EMEUTE

Mon roman « Le réveil du crabe lune » sort aujourd’hui aux Editions Zonaires

EXTRAIT :

    Les rues de la cité étaient étrangement calmes malgré la rumeur trouée d’explosions sporadiques qui montait de la ville nouvelle. Le quartier semblait déserté. Soudain un groupe de jeunes a surgi au coin de l’immeuble. Ils sont passés devant nous en courant. Nous les avons suivis en crachant nos poumons.

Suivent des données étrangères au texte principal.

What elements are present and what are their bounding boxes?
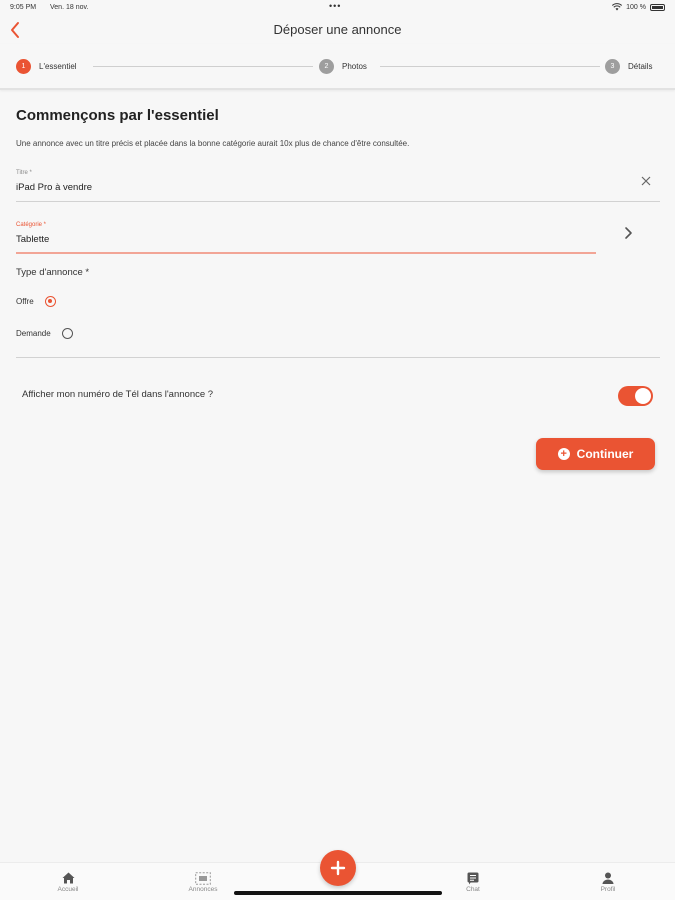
status-date: Ven. 18 nov. (50, 4, 89, 11)
section-title: Commençons par l'essentiel (16, 107, 219, 124)
category-chevron-button[interactable] (621, 225, 635, 241)
battery-percent: 100 % (626, 3, 646, 11)
radio-label: Demande (16, 329, 51, 338)
listings-icon (195, 871, 211, 885)
step-connector (380, 66, 600, 67)
chat-icon (467, 872, 479, 884)
step-details: 3 Détails (605, 59, 652, 74)
radio-offre[interactable]: Offre (16, 296, 56, 307)
step-number: 2 (319, 59, 334, 74)
status-time: 9:05 PM (10, 4, 37, 11)
profile-icon (602, 872, 614, 884)
step-number: 3 (605, 59, 620, 74)
step-label: L'essentiel (39, 62, 77, 71)
add-listing-button[interactable] (320, 850, 356, 886)
close-icon (641, 176, 651, 186)
title-input[interactable]: iPad Pro à vendre (16, 182, 92, 193)
toggle-knob (635, 388, 651, 404)
step-number: 1 (16, 59, 31, 74)
step-label: Détails (628, 62, 653, 71)
plus-circle-icon: + (557, 448, 570, 460)
step-label: Photos (342, 62, 367, 71)
wifi-icon (612, 3, 623, 11)
status-bar: 9:05 PM Ven. 18 nov. ••• 100 % (0, 0, 675, 16)
category-select[interactable]: Tablette (16, 234, 49, 245)
continue-label: Continuer (576, 447, 634, 461)
step-essentiel: 1 L'essentiel (16, 59, 77, 74)
clear-title-button[interactable] (639, 174, 653, 188)
ad-type-label: Type d'annonce * (16, 267, 90, 278)
tab-accueil[interactable]: Accueil (33, 870, 103, 893)
nav-bar: Déposer une annonce (0, 16, 675, 44)
continue-button[interactable]: + Continuer (536, 438, 655, 470)
step-photos: 2 Photos (319, 59, 367, 74)
multitasking-dots-icon[interactable]: ••• (329, 1, 341, 11)
progress-stepper: 1 L'essentiel 2 Photos 3 Détails (0, 44, 675, 90)
tab-profil[interactable]: Profil (573, 870, 643, 893)
show-phone-toggle[interactable] (618, 386, 653, 406)
home-indicator[interactable] (234, 891, 442, 895)
tab-annonces[interactable]: Annonces (168, 870, 238, 893)
show-phone-label: Afficher mon numéro de Tél dans l'annonc… (22, 389, 214, 400)
radio-button[interactable] (44, 296, 56, 307)
tab-chat[interactable]: Chat (438, 870, 508, 893)
category-underline (16, 252, 596, 254)
intro-text: Une annonce avec un titre précis et plac… (16, 139, 410, 148)
radio-label: Offre (16, 297, 34, 306)
tab-label: Profil (600, 886, 616, 893)
radio-demande[interactable]: Demande (16, 328, 73, 339)
battery-icon (650, 3, 665, 11)
home-icon (62, 872, 74, 884)
title-underline (16, 201, 660, 202)
radio-button[interactable] (61, 328, 73, 339)
section-divider (16, 357, 660, 358)
chevron-right-icon (625, 227, 632, 239)
plus-icon (330, 860, 346, 876)
step-connector (93, 66, 313, 67)
title-field-label: Titre * (16, 170, 32, 176)
category-field-label: Catégorie * (16, 222, 47, 228)
page-title: Déposer une annonce (273, 22, 402, 37)
tab-label: Annonces (188, 886, 218, 893)
tab-label: Chat (466, 886, 480, 893)
tab-label: Accueil (57, 886, 79, 893)
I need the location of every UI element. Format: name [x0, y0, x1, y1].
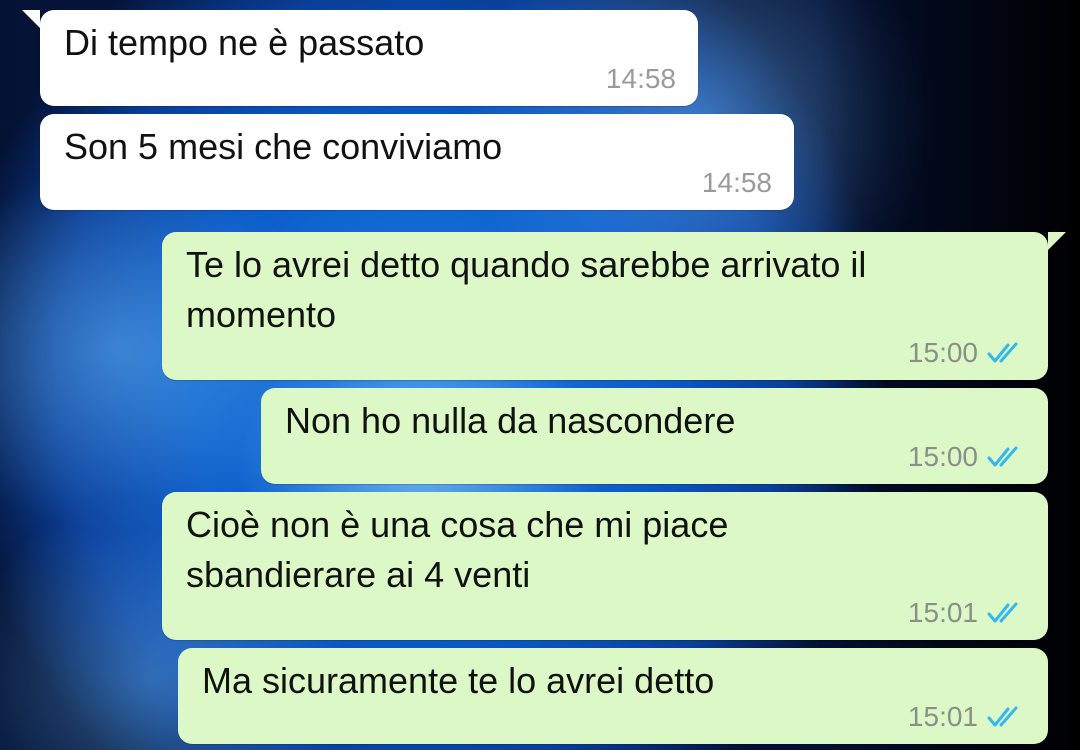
- message-text: Ma sicuramente te lo avrei detto: [202, 660, 715, 701]
- message-bubble-outgoing[interactable]: Te lo avrei detto quando sarebbe arrivat…: [162, 232, 1066, 380]
- message-meta: 14:58: [702, 166, 772, 200]
- message-bubble-outgoing[interactable]: Non ho nulla da nascondere 15:00: [261, 388, 1048, 484]
- message-time: 15:01: [907, 701, 978, 732]
- message-text: Cioè non è una cosa che mi piace sbandie…: [186, 504, 729, 595]
- message-text: Son 5 mesi che conviviamo: [64, 126, 503, 167]
- message-meta: 14:58: [606, 62, 676, 96]
- message-text: Di tempo ne è passato: [64, 22, 425, 63]
- message-meta: 15:00: [908, 440, 1026, 474]
- message-time: 15:01: [907, 597, 978, 628]
- message-time: 15:00: [907, 337, 978, 368]
- message-meta: 15:01: [908, 596, 1026, 630]
- message-text: Non ho nulla da nascondere: [285, 400, 736, 441]
- message-time: 14:58: [605, 63, 676, 94]
- message-meta: 15:01: [908, 700, 1026, 734]
- message-bubble-incoming[interactable]: Son 5 mesi che conviviamo 14:58: [40, 114, 794, 210]
- message-time: 15:00: [907, 441, 978, 472]
- double-check-read-icon: [987, 706, 1018, 727]
- message-bubble-outgoing[interactable]: Ma sicuramente te lo avrei detto 15:01: [178, 648, 1048, 744]
- message-bubble-outgoing[interactable]: Cioè non è una cosa che mi piace sbandie…: [162, 492, 1048, 640]
- message-meta: 15:00: [908, 336, 1026, 370]
- message-text: Te lo avrei detto quando sarebbe arrivat…: [186, 244, 867, 335]
- double-check-read-icon: [987, 342, 1018, 363]
- double-check-read-icon: [987, 446, 1018, 467]
- message-bubble-incoming[interactable]: Di tempo ne è passato 14:58: [22, 10, 698, 106]
- double-check-read-icon: [987, 602, 1018, 623]
- message-time: 14:58: [701, 167, 772, 198]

    Plus on avançait et plus on entendait les cris, le hurlement des sirènes, et aussi des claquements brefs, des détonations sourdes répercutées en écho. Une lueur rouge passait au-dessus des immeubles. Gigantesque feu de Bengale.

   Les jeunes nous avaient distancés. Nous avons coupé par les pelouses, dévalé la colline. Une fumée opaque nous enveloppait. Une dizaine de garçons ont reflué vers nous en hurlant.

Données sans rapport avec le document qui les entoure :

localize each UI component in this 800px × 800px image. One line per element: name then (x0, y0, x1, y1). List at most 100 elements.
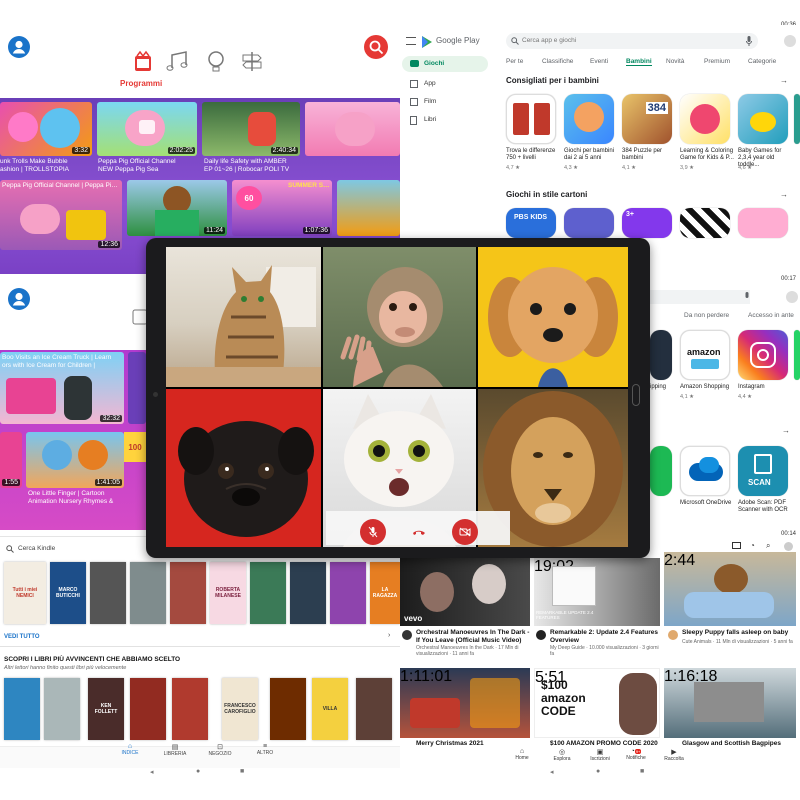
app-icon[interactable] (564, 208, 614, 238)
nav-home[interactable]: ⌂ Home (510, 748, 534, 761)
tab-eventi[interactable]: Eventi (590, 58, 608, 65)
tab-categorie[interactable]: Categorie (748, 58, 776, 65)
video-thumbnail[interactable]: Peppa Pig Official Channel | Peppa Pigs … (0, 180, 122, 250)
video-thumbnail[interactable]: 11:24 (127, 180, 227, 236)
arrow-right-icon[interactable]: → (780, 190, 788, 199)
arrow-right-icon[interactable]: → (780, 76, 788, 85)
tab-accesso[interactable]: Accesso in ante (748, 312, 794, 319)
mute-mic-button[interactable] (360, 519, 386, 545)
profile-icon[interactable] (8, 288, 30, 310)
nav-negozio[interactable]: ⊡ NEGOZIO (200, 743, 240, 757)
learning-icon[interactable] (206, 50, 226, 74)
book-cover[interactable] (270, 678, 306, 740)
book-cover[interactable]: FRANCESCO CAROFIGLIO (222, 678, 258, 740)
book-cover[interactable]: ROBERTA MILANESE (210, 562, 246, 624)
participant-tile-cat[interactable] (166, 247, 321, 387)
search-icon[interactable]: ⌕ (766, 541, 770, 551)
app-icon[interactable] (506, 94, 556, 144)
onedrive-icon[interactable] (680, 446, 730, 496)
sidebar-item-film[interactable]: Film (402, 94, 488, 110)
back-icon[interactable]: ◂ (550, 768, 554, 776)
home-button[interactable] (632, 384, 640, 406)
book-cover[interactable] (44, 678, 80, 740)
participant-tile-pug[interactable] (166, 389, 321, 547)
video-thumbnail[interactable] (305, 102, 400, 156)
mic-icon[interactable] (746, 36, 752, 46)
video-thumbnail[interactable]: SUMMER SPECIAL 60 1:07:36 (232, 180, 332, 236)
video-thumbnail[interactable] (337, 180, 400, 236)
tab-per-te[interactable]: Per te (506, 58, 523, 65)
video-thumbnail[interactable]: 2:02:25 (97, 102, 197, 156)
book-cover[interactable] (330, 562, 366, 624)
nav-altro[interactable]: ≡ ALTRO (245, 743, 285, 756)
app-icon[interactable] (564, 94, 614, 144)
adobe-scan-icon[interactable]: SCAN (738, 446, 788, 496)
shows-icon[interactable] (132, 304, 148, 326)
chevron-right-icon[interactable]: › (388, 632, 390, 639)
recents-icon[interactable]: ■ (240, 768, 244, 775)
see-all-link[interactable]: VEDI TUTTO (4, 634, 40, 640)
channel-avatar[interactable] (536, 630, 546, 640)
nav-notifiche[interactable]: ◔9+ Notifiche (622, 748, 650, 761)
video-thumbnail[interactable]: $100 amazon CODE 5:51 (534, 668, 660, 738)
app-icon[interactable] (680, 208, 730, 238)
participant-tile-puppy[interactable] (478, 247, 628, 387)
tab-da-non-perdere[interactable]: Da non perdere (684, 312, 729, 319)
book-cover[interactable]: KEN FOLLETT (88, 678, 124, 740)
video-thumbnail[interactable]: 3:32 (0, 102, 92, 156)
app-icon[interactable] (650, 330, 672, 380)
video-thumbnail[interactable]: 1:55 (0, 432, 22, 488)
nav-indice[interactable]: ⌂ INDICE (110, 743, 150, 756)
app-icon[interactable] (794, 94, 800, 144)
home-icon[interactable]: ● (196, 768, 200, 775)
app-icon[interactable]: 384 (622, 94, 672, 144)
book-cover[interactable] (130, 562, 166, 624)
instagram-icon[interactable] (738, 330, 788, 380)
avatar[interactable] (786, 291, 798, 303)
app-icon[interactable] (738, 94, 788, 144)
search-input[interactable]: Cerca app e giochi (506, 33, 758, 49)
tab-premium[interactable]: Premium (704, 58, 730, 65)
video-thumbnail[interactable]: 1:41:05 (26, 432, 124, 488)
video-thumbnail[interactable]: 1:11:01 (400, 668, 530, 738)
sidebar-item-app[interactable]: App (402, 76, 488, 92)
nav-esplora[interactable]: ◎ Esplora (550, 748, 574, 762)
back-icon[interactable]: ◂ (150, 768, 154, 776)
book-cover[interactable] (356, 678, 392, 740)
book-cover[interactable]: MARCO BUTICCHI (50, 562, 86, 624)
book-cover[interactable] (4, 678, 40, 740)
video-thumbnail[interactable] (128, 352, 146, 424)
notification-icon[interactable]: ◔ (750, 541, 755, 550)
music-icon[interactable] (166, 50, 190, 72)
participant-tile-monkey[interactable] (323, 247, 476, 387)
book-cover[interactable] (90, 562, 126, 624)
amazon-icon[interactable]: amazon (680, 330, 730, 380)
app-icon[interactable] (794, 330, 800, 380)
camera-off-button[interactable] (452, 519, 478, 545)
book-cover[interactable]: VILLA (312, 678, 348, 740)
video-thumbnail[interactable]: vevo (400, 558, 530, 626)
book-cover[interactable] (250, 562, 286, 624)
end-call-button[interactable] (406, 519, 432, 545)
book-cover[interactable] (170, 562, 206, 624)
video-thumbnail[interactable]: 2:40:34 (202, 102, 300, 156)
app-icon[interactable] (738, 208, 788, 238)
arrow-right-icon[interactable]: → (782, 426, 790, 435)
video-thumbnail[interactable]: Boo Visits an Ice Cream Truck | Learn or… (0, 352, 124, 424)
cast-icon[interactable] (732, 542, 741, 549)
mic-icon[interactable] (744, 292, 750, 302)
explore-icon[interactable] (240, 50, 264, 72)
book-cover[interactable]: Tutti i miei NEMICI (4, 562, 46, 624)
book-cover[interactable] (130, 678, 166, 740)
home-icon[interactable]: ● (596, 768, 600, 775)
recents-icon[interactable]: ■ (640, 768, 644, 775)
tab-bambini[interactable]: Bambini (626, 58, 652, 66)
nav-libreria[interactable]: ▤ LIBRERIA (155, 743, 195, 757)
spotify-icon[interactable] (650, 446, 672, 496)
book-cover[interactable]: LA RAGAZZA (370, 562, 400, 624)
avatar[interactable] (784, 542, 793, 551)
video-thumbnail[interactable]: 2:44 (664, 552, 796, 626)
shows-icon[interactable] (132, 50, 154, 72)
menu-icon[interactable] (406, 37, 416, 45)
video-thumbnail[interactable]: 1:16:18 (664, 668, 796, 738)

    – Ils ont bloqué la rue ! Il faut traverser la ligne du R.E.R.

    Nous avons suivi le mouvement. Deux cons essoufflés au pays de la guérilla urbaine ! De la passerelle qui surplombait le centre commercial on avait une vue imprenable sur l’esplanade du niveau trois que les policiers nettoyaient à coups de matraque. Une voiture brûlait devant le multiplex. Les pompiers gesticulaient derrière les flammes. Leurs formes noires traversaient par instants la fumée striée de bleu par l’éclat des gyrophares. Des groupes s’enfuyaient vers la haute ville. Pietro se tenait le côté.

    – On arrive trop tard, c’est la fin…

    Une cavalcade a fait vibrer la passerelle que nous finissions de traverser. Nous avons sauté en contrebas. Des ados arrivaient au pas de course suivis de près par une dizaine de malabars, tous vêtus de noir, le visage barré d’un foulard. Ceux-là brandissaient des manches de pioche, des battes de base-ball. Quelques secondes après eux, des silhouettes ont émergé de la fumée en courant sans qu’on comprenne de qui il s’agissait. Nous étions coincés. À quelques mètres de nous, un car de gardes mobiles interdisait l’accès à la gare. Nous avons gravi une pente arborée qui nous a ramenés au sommet de la colline. Une barre d’immeubles en demi-lune dominait un vaste terrain de jeux semé de bosquets. Au centre de la place, trônait une immense sculpture métallique. Des fenêtres s’éclairaient les unes après les autres sur la façade du bâtiment. On apercevait des gens penchés à leur fenêtre. Dans les coursives, ça galopait, ça criait.